Wombmates untwinned; the enigma of losing a twin

Being born a twin or multiple is a unique experience not afforded most of the population. Although it has been on the rise for the last 30 years, it still only represents 3% of live births in the nation. I was born a twin with my twin sister in 1955 the last of 7 children that my mother gave birth to. I was born a twin, that is all I knew. I was born with a buddy; a relationship I took for granted; I had no idea no one else shared this wondrous kinship which was our world. That is until she died and I was untwinned. As in the lyrics from the old Joni Mitchell song Big Yellow Taxi :…you don’t know what you have till it gone…

On March 23rd of 1984, eleven days after my twin sister Sandy and I celebrated our 29th birthday together; she and her two boys were killed in a terrible auto accident. She left behind a very distraught husband and a set of thirteen-month-old boy/girl twins. This event took the whole family by shock;  We had three caskets in front of the altar. I was devastated and could barely breathe. A short time later my 9 year old son is diagnosed with terminal cancer; I had to breathe; I had to put the grief for my twin and her boys on the back shelf…where it stayed for a long, long, time.

My son Kelly died in 1987 after two years of fighting cancer; it won. I was exhausted and on grief overload and I retreated from the world. Lost for awhile lost in excessive work and alcohol I functioned at a base level. A level where there is no joy, no zest, no initiative, no anticipation, just getting done what had to be done. Apathy ruled the day;tears ruled the night. The alarm clock my nemesis. I was not alright.

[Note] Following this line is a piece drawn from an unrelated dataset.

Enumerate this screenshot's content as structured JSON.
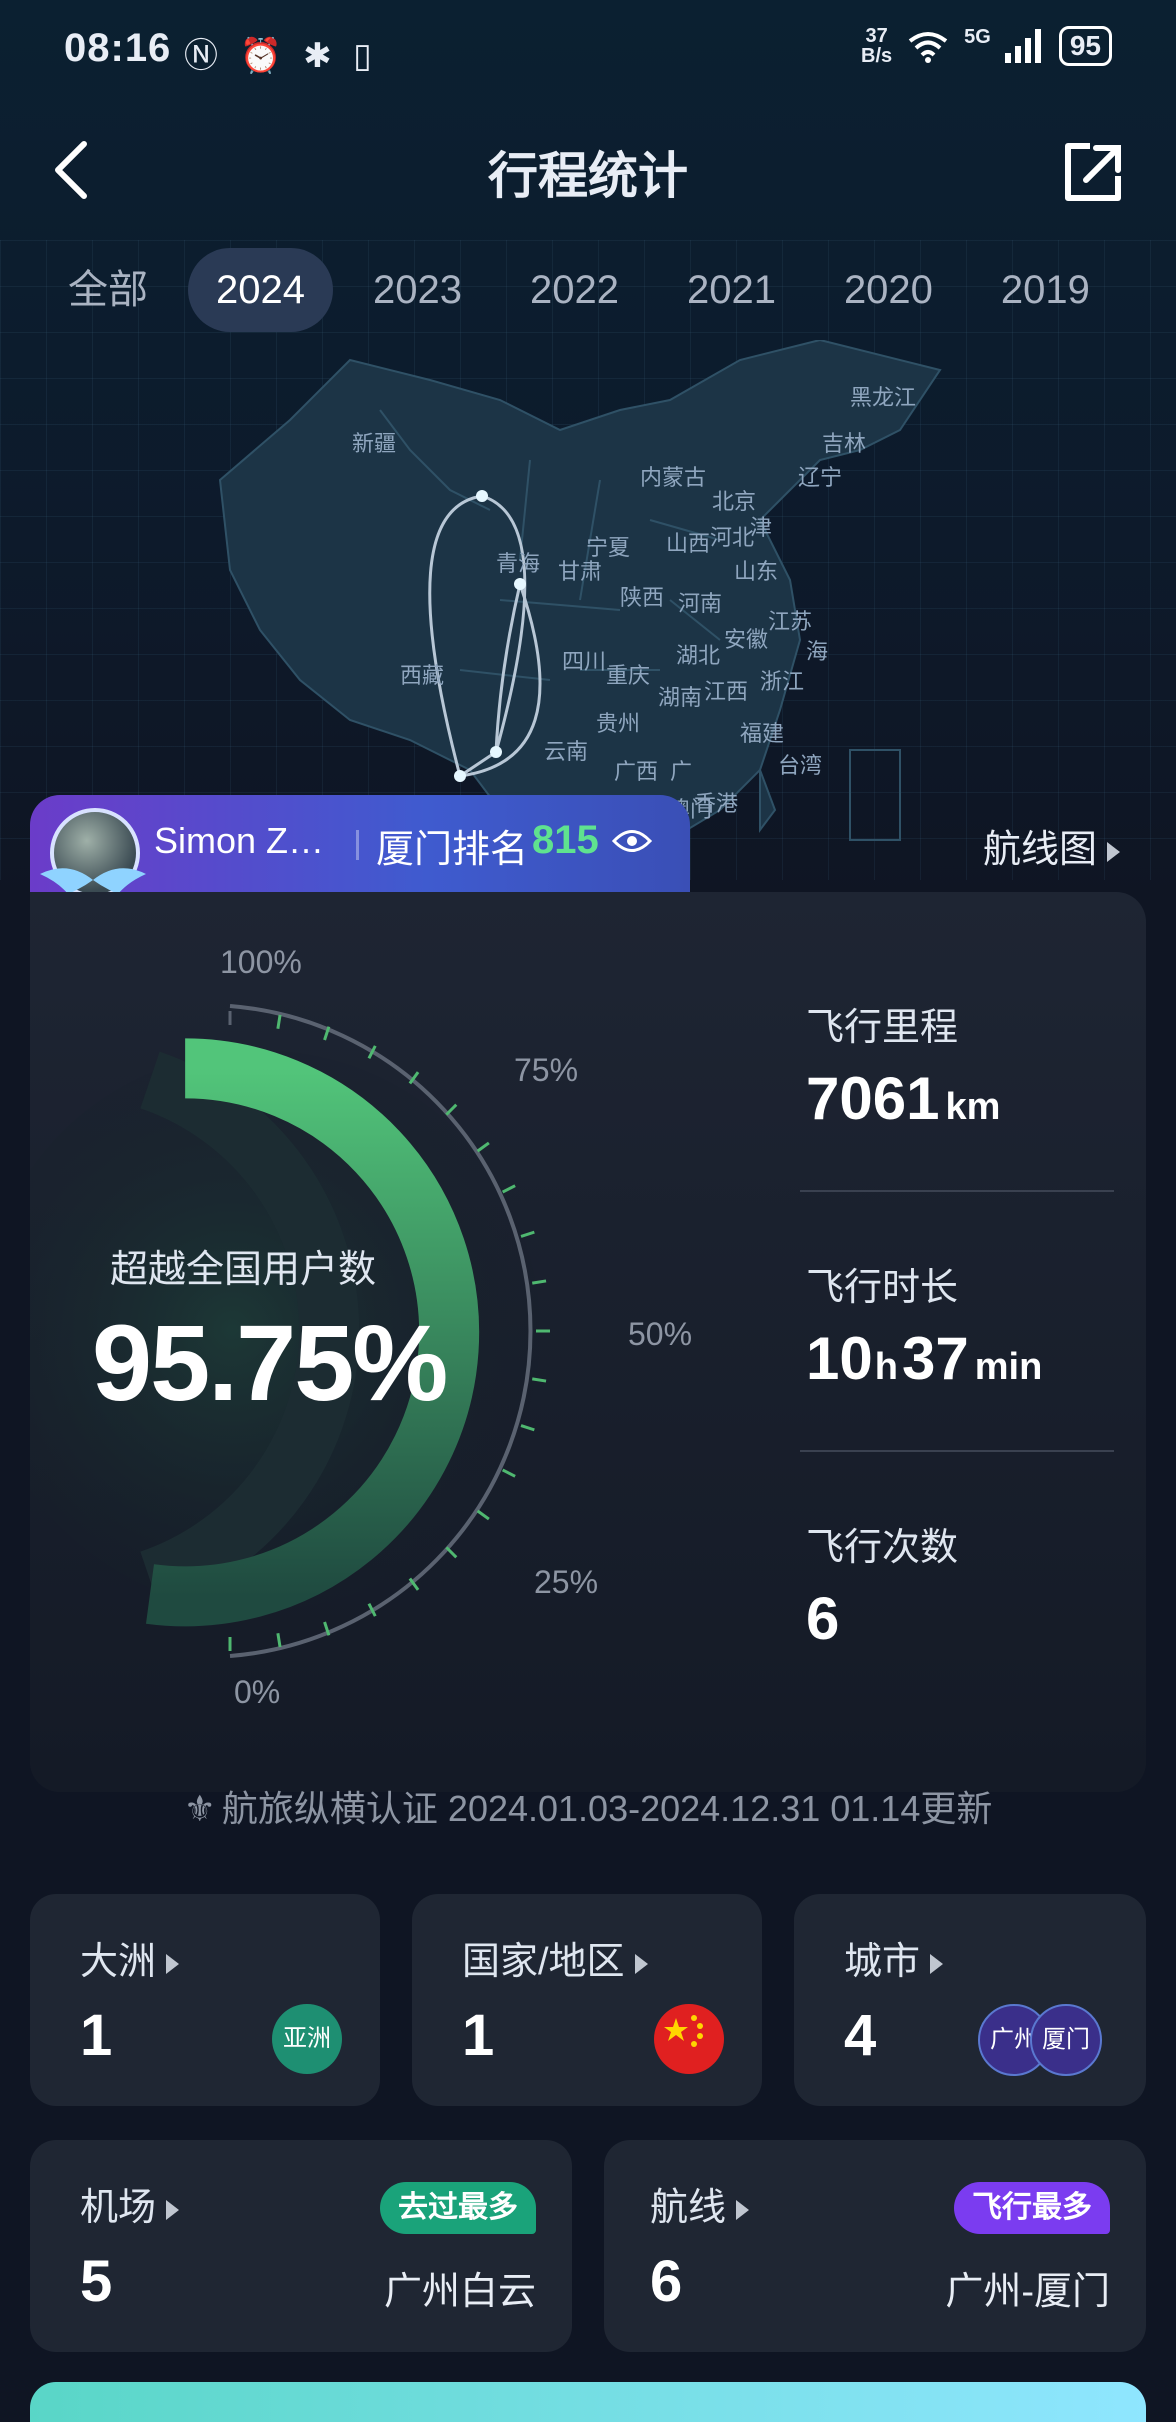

Eventually I found my path out the darkness of nights and  processed the grief for my son proactively and shared it with the world publically with a book about our journey. Published in 2002 it propelled me into a world of grief and loss I was unaware even existed. I eventually became a national speaker on grief and loss, presenting Proactive Grieving seminars in almost every major US city with for grief support groups, non profits and foundations.

In 2015 I was asked to speak at the Twinless Twins National conference held in Nashville. This was 30 years following the Death of my twin sister. Most of my presentations in those years were with bereaved parents, as my sisters loss was overshadowed by my son’s loss. My grief for my sister was still on the back shelf. Not forgotten; not denied; but postponed, and delayed. Imprisoned by survival in a purgatory of forgotten dreams and nightmares my grief was filed deeply away in the amygdala of my brain…waiting.

I keynoted about my twin, our life, her death, my life before, my life after, my life today, my hopes for tomorrow.